Despite the fact that 98% of solid waste generated per day can be recycled, only ten percent is actually recycled. The remaining 90% is disposed in dumpsites and informal urban areas, presenting a unique recycling opportunity.
At the same time, the recycling industry has started to grow because of new initiatives, community organizations and private companies. But the majority collect or purchase plastic waste from collectors, primarily with a view to export, rather than recycle or reuse locally.
3D printing is an additive manufacturing process that applies layers of materials (typically plastic) to develop an object that is made up of thinly sliced horizontal layers. The design of the object is made in a computer-aided design program using a 3D modeling, then is inputted into the 3D printer.
3D printers can be found in schools and other training institutions, digital fabrication and maker spaces, small research and development (R&D) labs…or even one’s home. Maker spaces or digital fabrication laboratories are surfacing – small-scale workshops that offer digital fabrication services to the tinkerers, creative problem solvers, entrepreneurs or anyone who wishes to apply and build on their technical skills.
Predictions suggest that 3D printing filament market will reach $1.052 million by 2019. Currently in Tanzania, the cost of one kilogram (kg) of filament can rise to as much as $60 or even $80, including fees for shipping from China. This creates a barrier for the burgeoning local communities interested in 3D printing to access the necessary supplies.
Instead, filament can be sourced directly from waste picker groups in developing countries. Initiatives popping up around the world are already taking advantage of this opportunity, such as one pilot study in India to develop ethical 3D printer filament made out of HDPE plastic. This filament can also be used for 3D printing prototypes or products themselves depending on their complexity and design.
ReFab Dar tests the opportunity to shift PET plastic waste to value through collaboration across the recycling industry, local innovators and entrepreneurs, makers and tinkerers, leveraging 3D printers and new, low-cost PET extruder technology.
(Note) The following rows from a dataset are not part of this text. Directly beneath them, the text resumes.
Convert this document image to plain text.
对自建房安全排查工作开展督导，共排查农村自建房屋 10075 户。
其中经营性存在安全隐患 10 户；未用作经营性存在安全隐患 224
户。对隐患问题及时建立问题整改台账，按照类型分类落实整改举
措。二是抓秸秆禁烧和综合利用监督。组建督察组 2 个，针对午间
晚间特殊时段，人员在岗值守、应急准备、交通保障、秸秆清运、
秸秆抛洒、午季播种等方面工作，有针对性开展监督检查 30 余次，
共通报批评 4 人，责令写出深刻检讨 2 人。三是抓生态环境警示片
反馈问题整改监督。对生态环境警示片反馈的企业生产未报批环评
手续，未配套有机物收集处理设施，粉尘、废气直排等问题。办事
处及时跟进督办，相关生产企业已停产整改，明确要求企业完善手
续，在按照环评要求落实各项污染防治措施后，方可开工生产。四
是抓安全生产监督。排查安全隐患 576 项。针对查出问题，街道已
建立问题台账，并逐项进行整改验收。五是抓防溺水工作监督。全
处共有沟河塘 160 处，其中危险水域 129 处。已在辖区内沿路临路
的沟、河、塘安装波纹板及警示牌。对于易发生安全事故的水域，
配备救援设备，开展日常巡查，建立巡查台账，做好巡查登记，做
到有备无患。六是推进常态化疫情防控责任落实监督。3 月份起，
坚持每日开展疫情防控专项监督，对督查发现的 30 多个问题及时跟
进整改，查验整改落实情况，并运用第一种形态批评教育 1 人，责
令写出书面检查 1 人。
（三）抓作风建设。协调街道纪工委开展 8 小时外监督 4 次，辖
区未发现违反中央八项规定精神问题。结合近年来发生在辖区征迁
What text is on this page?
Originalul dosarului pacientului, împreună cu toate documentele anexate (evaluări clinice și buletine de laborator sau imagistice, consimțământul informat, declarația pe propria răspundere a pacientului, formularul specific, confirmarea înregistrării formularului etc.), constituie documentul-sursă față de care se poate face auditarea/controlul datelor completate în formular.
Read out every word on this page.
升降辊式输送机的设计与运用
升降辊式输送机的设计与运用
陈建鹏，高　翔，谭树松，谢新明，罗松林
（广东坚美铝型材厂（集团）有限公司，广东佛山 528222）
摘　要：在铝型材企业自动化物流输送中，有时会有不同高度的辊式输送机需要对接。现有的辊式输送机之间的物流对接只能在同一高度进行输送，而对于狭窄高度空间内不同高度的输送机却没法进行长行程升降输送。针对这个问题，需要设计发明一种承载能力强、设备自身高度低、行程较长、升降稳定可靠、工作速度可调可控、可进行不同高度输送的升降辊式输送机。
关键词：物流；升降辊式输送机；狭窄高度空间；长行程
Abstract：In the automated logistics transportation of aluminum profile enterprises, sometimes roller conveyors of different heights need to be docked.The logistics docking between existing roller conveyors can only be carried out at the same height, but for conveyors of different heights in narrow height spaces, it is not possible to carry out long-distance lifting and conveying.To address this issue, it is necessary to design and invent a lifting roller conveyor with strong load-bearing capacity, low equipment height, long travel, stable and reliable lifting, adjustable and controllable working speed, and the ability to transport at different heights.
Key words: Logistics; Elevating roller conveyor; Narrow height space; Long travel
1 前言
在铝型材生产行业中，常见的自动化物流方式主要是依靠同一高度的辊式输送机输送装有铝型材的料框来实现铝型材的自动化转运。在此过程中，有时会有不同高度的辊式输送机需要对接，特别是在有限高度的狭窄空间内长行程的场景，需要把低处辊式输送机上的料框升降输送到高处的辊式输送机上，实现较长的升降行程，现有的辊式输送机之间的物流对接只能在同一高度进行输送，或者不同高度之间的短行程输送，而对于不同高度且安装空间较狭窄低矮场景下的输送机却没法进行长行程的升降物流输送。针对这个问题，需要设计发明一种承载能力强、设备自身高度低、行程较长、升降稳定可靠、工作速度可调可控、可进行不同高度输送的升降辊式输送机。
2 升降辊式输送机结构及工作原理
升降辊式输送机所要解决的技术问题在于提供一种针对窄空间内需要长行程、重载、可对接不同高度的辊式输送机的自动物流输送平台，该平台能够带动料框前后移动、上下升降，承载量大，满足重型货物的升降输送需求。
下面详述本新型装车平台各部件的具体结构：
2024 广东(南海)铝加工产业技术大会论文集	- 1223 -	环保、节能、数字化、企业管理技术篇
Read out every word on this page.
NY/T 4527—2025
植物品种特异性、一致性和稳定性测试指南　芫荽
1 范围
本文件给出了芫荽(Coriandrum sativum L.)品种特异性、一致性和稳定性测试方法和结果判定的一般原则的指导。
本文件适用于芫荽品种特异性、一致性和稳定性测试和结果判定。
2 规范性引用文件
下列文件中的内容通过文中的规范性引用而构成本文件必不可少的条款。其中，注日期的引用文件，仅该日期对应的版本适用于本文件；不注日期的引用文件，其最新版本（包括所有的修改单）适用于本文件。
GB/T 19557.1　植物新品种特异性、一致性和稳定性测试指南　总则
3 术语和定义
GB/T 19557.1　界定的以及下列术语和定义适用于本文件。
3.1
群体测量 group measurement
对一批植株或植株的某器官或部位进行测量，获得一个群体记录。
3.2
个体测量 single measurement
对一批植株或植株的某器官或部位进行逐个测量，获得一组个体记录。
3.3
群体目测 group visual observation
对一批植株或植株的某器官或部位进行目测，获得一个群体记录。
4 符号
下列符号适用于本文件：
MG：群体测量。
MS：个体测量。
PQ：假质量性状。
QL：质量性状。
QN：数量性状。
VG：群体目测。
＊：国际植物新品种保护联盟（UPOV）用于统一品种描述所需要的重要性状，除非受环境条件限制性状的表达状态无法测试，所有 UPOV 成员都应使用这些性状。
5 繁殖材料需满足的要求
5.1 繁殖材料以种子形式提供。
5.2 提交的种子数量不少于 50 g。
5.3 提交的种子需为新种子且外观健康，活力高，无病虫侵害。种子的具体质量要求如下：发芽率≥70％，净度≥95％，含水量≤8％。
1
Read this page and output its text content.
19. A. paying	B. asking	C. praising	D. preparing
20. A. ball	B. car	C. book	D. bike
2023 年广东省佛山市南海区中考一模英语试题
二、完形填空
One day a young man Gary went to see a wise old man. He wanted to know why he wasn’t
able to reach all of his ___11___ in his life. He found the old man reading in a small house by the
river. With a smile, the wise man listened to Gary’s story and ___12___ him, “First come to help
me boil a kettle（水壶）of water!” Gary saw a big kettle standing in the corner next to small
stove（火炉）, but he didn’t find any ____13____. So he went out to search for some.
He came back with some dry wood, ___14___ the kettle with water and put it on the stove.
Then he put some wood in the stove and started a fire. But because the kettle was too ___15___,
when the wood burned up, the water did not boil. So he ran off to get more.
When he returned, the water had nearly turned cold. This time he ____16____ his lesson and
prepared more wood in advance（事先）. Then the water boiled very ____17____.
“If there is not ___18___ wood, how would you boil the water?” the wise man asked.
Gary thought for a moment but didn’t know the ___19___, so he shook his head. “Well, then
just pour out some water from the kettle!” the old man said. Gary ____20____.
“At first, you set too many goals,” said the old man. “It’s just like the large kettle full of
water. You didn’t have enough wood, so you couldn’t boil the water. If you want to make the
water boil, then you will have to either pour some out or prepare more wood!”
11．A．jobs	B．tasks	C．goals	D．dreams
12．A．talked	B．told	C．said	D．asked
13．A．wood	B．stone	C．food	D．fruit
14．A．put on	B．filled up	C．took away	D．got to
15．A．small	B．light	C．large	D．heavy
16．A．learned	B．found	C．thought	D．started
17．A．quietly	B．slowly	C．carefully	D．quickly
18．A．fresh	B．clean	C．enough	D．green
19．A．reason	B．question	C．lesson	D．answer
The initiative will assess the feasibility and the market opportunity to turn PET plastic waste into 3D printer filament that can be sold locally or globally, and to then print unique, locally appropriate and marketable products, which could be then traded and sold by young entrepreneurs back to their communities.
Through the practical application of 3D printing in the context of plastic waste, the initiative also aims contribute to the broader movement on turning waste to value, as well as to the development of local maker and digital fabrication communities.